Kultivator itu mencibir saat menatap Wang Lin dan melambaikan tangannya. Seketika, gas hitam yang tak kasat mata bagi pandangan manusia biasa menyebar dan membentuk sebuah tengkorak raksasa di udara. Tengkorak itu bergerak ke arah Xu Tao untuk melahapnya. Kultivator ini rupanya sangat kejam karena ia turut menyertakan Wang Lin dalam serangannya.

Di matanya, meskipun Wang Lin hanyalah seorang manusia fana, karena Xu Tao melarikan diri ke tempat Wang Lin berada, hubungan mereka pastilah sangat dekat, jadi ia mungkin bisa membunuh mereka berdua sekaligus.

Mengenai masalah apa pun yang disebabkan oleh manusia fana, sang guru akan menyelesaikannya untuknya. Memikirkan hal itu, ekspresinya menjadi sangat kejam.

Wang Lin mengerutkan keningnya. Jika kultivator ini hanya mengincar Xu Tao, maka ia tidak akan bertindak. Meskipun Xu Tao selalu sangat menghormatinya selama bertahun-tahun ini, itu tidak cukup bagi Wang Lin untuk turun tangan.

Namun sekarang, kultivator Tahap Pendirian Yayasan yang tidak berarti ini berani melibatkannya dalam serangan. Ekspresi Wang Lin tetap biasa dan matanya tenang saat ia melambaikan tangannya seolah-olah sedang mengusir nyamuk.

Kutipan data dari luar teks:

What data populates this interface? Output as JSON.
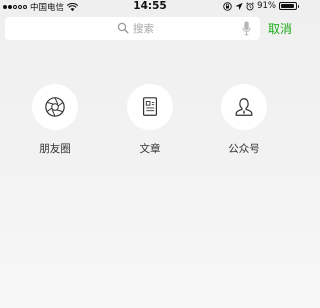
{
  "status_bar": {
    "carrier": "中国电信",
    "time": "14:55",
    "battery": "91%",
    "battery_level": 0.91,
    "signal_bars": 2
  },
  "search": {
    "placeholder": "搜索",
    "cancel_label": "取消",
    "accent_color": "#1aad19"
  },
  "shortcuts": [
    {
      "label": "朋友圈",
      "icon": "moments-aperture-icon"
    },
    {
      "label": "文章",
      "icon": "article-icon"
    },
    {
      "label": "公众号",
      "icon": "official-account-icon"
    }
  ]
}
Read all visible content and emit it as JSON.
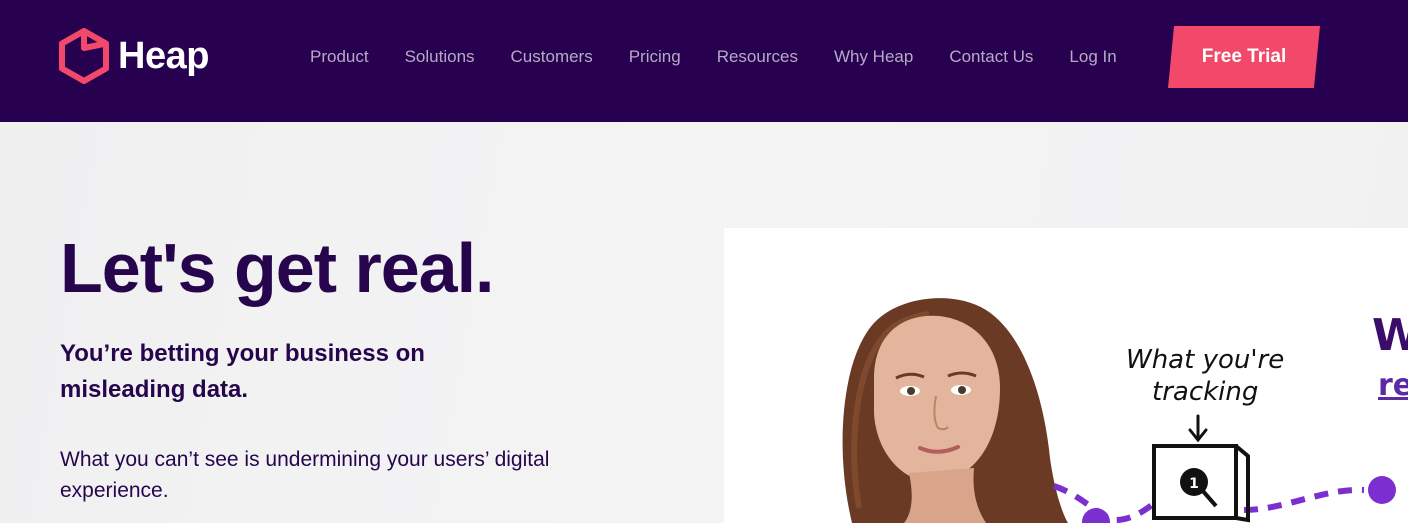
{
  "brand": {
    "name": "Heap",
    "logo_icon": "hexagon-cube-icon",
    "colors": {
      "header_bg": "#280050",
      "accent": "#f2496b",
      "headline": "#26054d",
      "illustration_accent": "#7b2fd0"
    }
  },
  "nav": {
    "items": [
      {
        "label": "Product"
      },
      {
        "label": "Solutions"
      },
      {
        "label": "Customers"
      },
      {
        "label": "Pricing"
      },
      {
        "label": "Resources"
      },
      {
        "label": "Why Heap"
      },
      {
        "label": "Contact Us"
      },
      {
        "label": "Log In"
      }
    ],
    "cta": "Free Trial"
  },
  "hero": {
    "headline": "Let's get real.",
    "subhead": "You’re betting your business on misleading data.",
    "body": "What you can’t see is undermining your users’ digital experience."
  },
  "illustration": {
    "handwriting_line1": "What you're",
    "handwriting_line2": "tracking",
    "corner_partial_1": "W",
    "corner_partial_2": "re"
  }
}
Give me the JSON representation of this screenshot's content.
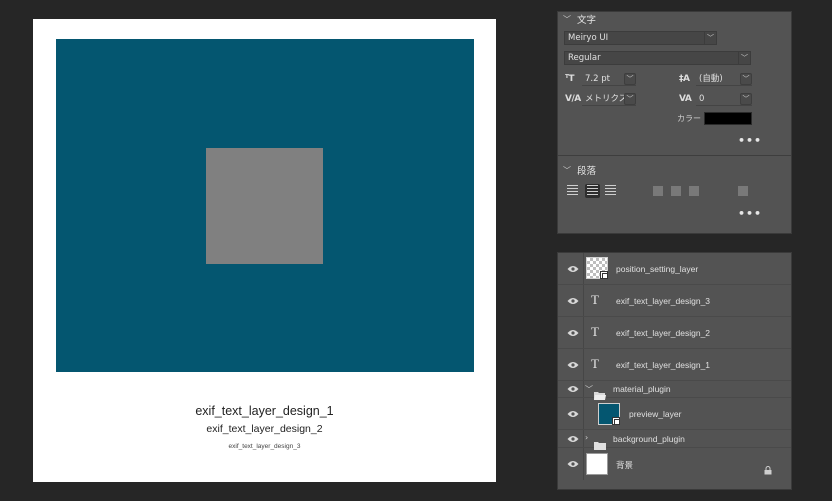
{
  "canvas": {
    "photo_color": "#045670",
    "square_color": "#808080",
    "captions": [
      "exif_text_layer_design_1",
      "exif_text_layer_design_2",
      "exif_text_layer_design_3"
    ]
  },
  "character_panel": {
    "title": "文字",
    "font_family": "Meiryo UI",
    "font_style": "Regular",
    "font_size": "7.2 pt",
    "leading": "(自動)",
    "kerning": "メトリクス",
    "tracking": "0",
    "color_label": "カラー",
    "text_color": "#000000",
    "more_label": "•••"
  },
  "paragraph_panel": {
    "title": "段落",
    "more_label": "•••"
  },
  "layers": [
    {
      "name": "position_setting_layer",
      "kind": "smart-object",
      "icon": "checker-thumbnail"
    },
    {
      "name": "exif_text_layer_design_3",
      "kind": "text",
      "icon": "T"
    },
    {
      "name": "exif_text_layer_design_2",
      "kind": "text",
      "icon": "T"
    },
    {
      "name": "exif_text_layer_design_1",
      "kind": "text",
      "icon": "T"
    },
    {
      "name": "material_plugin",
      "kind": "group-expanded",
      "icon": "folder-open-icon"
    },
    {
      "name": "preview_layer",
      "kind": "smart-object",
      "icon": "teal-thumbnail"
    },
    {
      "name": "background_plugin",
      "kind": "group-collapsed",
      "icon": "folder-icon"
    },
    {
      "name": "背景",
      "kind": "background",
      "icon": "white-thumbnail",
      "locked": true
    }
  ],
  "accent_colors": {
    "panel_bg": "#535353",
    "app_bg": "#262626"
  }
}
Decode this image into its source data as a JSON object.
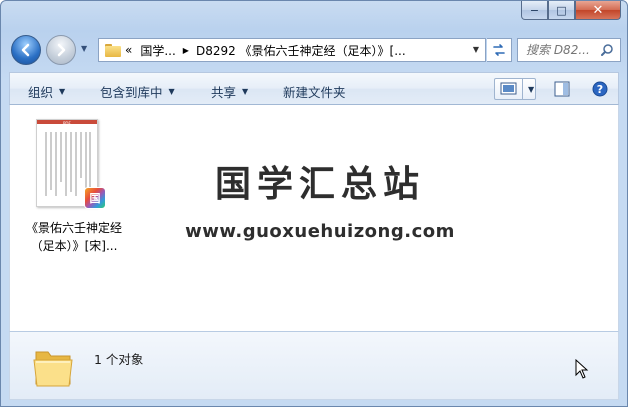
{
  "window": {
    "minimize": "−",
    "maximize": "□",
    "close": "✕"
  },
  "address_bar": {
    "overflow": "«",
    "crumbs": [
      "国学...",
      "D8292 《景佑六壬神定经（足本）》[..."
    ]
  },
  "search": {
    "placeholder": "搜索 D82..."
  },
  "toolbar": {
    "organize": "组织",
    "include_in_library": "包含到库中",
    "share": "共享",
    "new_folder": "新建文件夹"
  },
  "files": [
    {
      "name_line1": "《景佑六壬神定经",
      "name_line2": "（足本）》[宋]...",
      "badge": "国",
      "thumb_tag": "PDF"
    }
  ],
  "watermark": {
    "title": "国学汇总站",
    "url": "www.guoxuehuizong.com"
  },
  "details": {
    "count": "1 个对象"
  },
  "colors": {
    "accent": "#1e395b",
    "window_frame": "#b9d1ee",
    "close_red": "#c24529"
  }
}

Tiba-tiba, tengkorak itu tampak melihat sesuatu yang sangat mengerikan. Ia menjerit dan tidak lagi berani maju untuk melahap, melainkan memilih mundur.

Namun langkahnya masih selambat satu ketukan. Saat Wang Lin melambaikan tangannya, iblis Xu Liguo muncul dan melahap tengkorak tersebut. Ia mengunyah tengkorak itu dengan suara keras sebelum menelannya, lalu melotot tajam ke arah kultivator muda itu sebelum perlahan-lahan menghilang.

Wajah kultivator muda itu memerah dan ia memuntahkan seteguk darah. Ini terjadi karena ketika tengkorak itu dihancurkan, jiwanya mengalami kerusakan. Kemudian, tanpa berkata apa-apa, kultivator muda itu lari terbirit-birit karena ketakutan.

Wang Lin menatap dingin pada sosok yang sedang berlari menjauh itu. Ia tidak membunuhnya karena ia hampir menyelesaikan proses transformasinya menjadi manusia fana dan tidak ingin membuang tenaga untuk urusan sepele seperti ini.